2) Adobe gets castigated for "dragging its feet" on Cocoa/x64. This charge will be inevitable, I suppose, but I want you to know that we started work on the problem immediately after WWDC '07. We started peeling senior engineers off the CS4 effort, and we'll keep pouring on the muscle in the next cycle. This work comes at the expense of other priorities, but so be it.
3) We start hearing all about "Cocoa Über Alles"--about how Adobe should have known that Cocoa is the One True Way and should have started the move years ago. Most Mac users don't know Cocoa from Ovaltine, and nor should they: it's just an implementation detail, not a measure of quality. I think Brent Simmons, creator of wonderful Cocoa apps like NetNewsWire, put it most elegantly: "Finder + Cocoa = Finder." That is, rewriting one's app in Cocoa doesn't somehow automatically improve its speed, usability, or feature set.
I'll also note that Apple's Carbon Web site says, "Carbon is a set of APIs for developing full-featured, high-performance, and reliable applications for Mac OS X... The Carbon APIs are also well-suited to cross-platform development." I don't mention it to detract from Cocoa; I mention it to point out that each approach has its pros and cons, and in hopes that we don't hear all about how Cocoa is clearly the only way to write "real" Mac software.
Read more here: http://blogs.adobe.com/jnack/2008/04/photoshop_lr_64.html
This whole cocoa vs carbon drama is stupid. It seems only to suffice as some PR dig from Apple fanboys against Adobe. Or some shit-stirring controversy for tech blogs to get hits or slashdotters to whore karma. Anyone who has used Adobe apps professionally on mac in the past ten years knows at no time were they ever not available on Macs.
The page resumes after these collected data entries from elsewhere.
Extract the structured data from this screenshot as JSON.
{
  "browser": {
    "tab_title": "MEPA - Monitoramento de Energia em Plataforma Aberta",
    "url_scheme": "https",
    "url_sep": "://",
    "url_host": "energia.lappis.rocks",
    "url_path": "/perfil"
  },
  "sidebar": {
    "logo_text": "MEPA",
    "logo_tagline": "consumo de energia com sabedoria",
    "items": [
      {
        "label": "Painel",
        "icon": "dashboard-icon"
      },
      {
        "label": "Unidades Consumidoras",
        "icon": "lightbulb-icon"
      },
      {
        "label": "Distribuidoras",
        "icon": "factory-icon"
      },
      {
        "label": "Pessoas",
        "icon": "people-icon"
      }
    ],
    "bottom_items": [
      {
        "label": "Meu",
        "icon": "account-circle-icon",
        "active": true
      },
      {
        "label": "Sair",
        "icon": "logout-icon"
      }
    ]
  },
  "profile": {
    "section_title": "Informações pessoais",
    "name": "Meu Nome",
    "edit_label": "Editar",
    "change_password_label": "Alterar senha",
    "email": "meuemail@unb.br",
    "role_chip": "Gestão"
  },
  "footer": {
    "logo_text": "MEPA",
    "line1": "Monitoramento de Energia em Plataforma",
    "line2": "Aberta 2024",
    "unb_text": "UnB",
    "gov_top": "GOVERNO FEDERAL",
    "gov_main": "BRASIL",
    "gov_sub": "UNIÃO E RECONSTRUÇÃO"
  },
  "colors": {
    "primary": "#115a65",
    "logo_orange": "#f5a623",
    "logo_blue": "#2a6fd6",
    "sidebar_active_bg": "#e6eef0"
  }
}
Nobody screwed anybody. It's just what happens when platforms change.
meep
Ummm, third parties, cannot directly access the video hardware on Windows or Linux either, but apps running on them seem to be able to use the provided video APIs just fine.
Read the up on the problems VLC and others have on OSX. Yes the APIs are there, but they DON'T ACTUALLY WORK!
Flash, VLC and the rest don't need direct hardware access on OSX, just playback APIs that aren't crippled.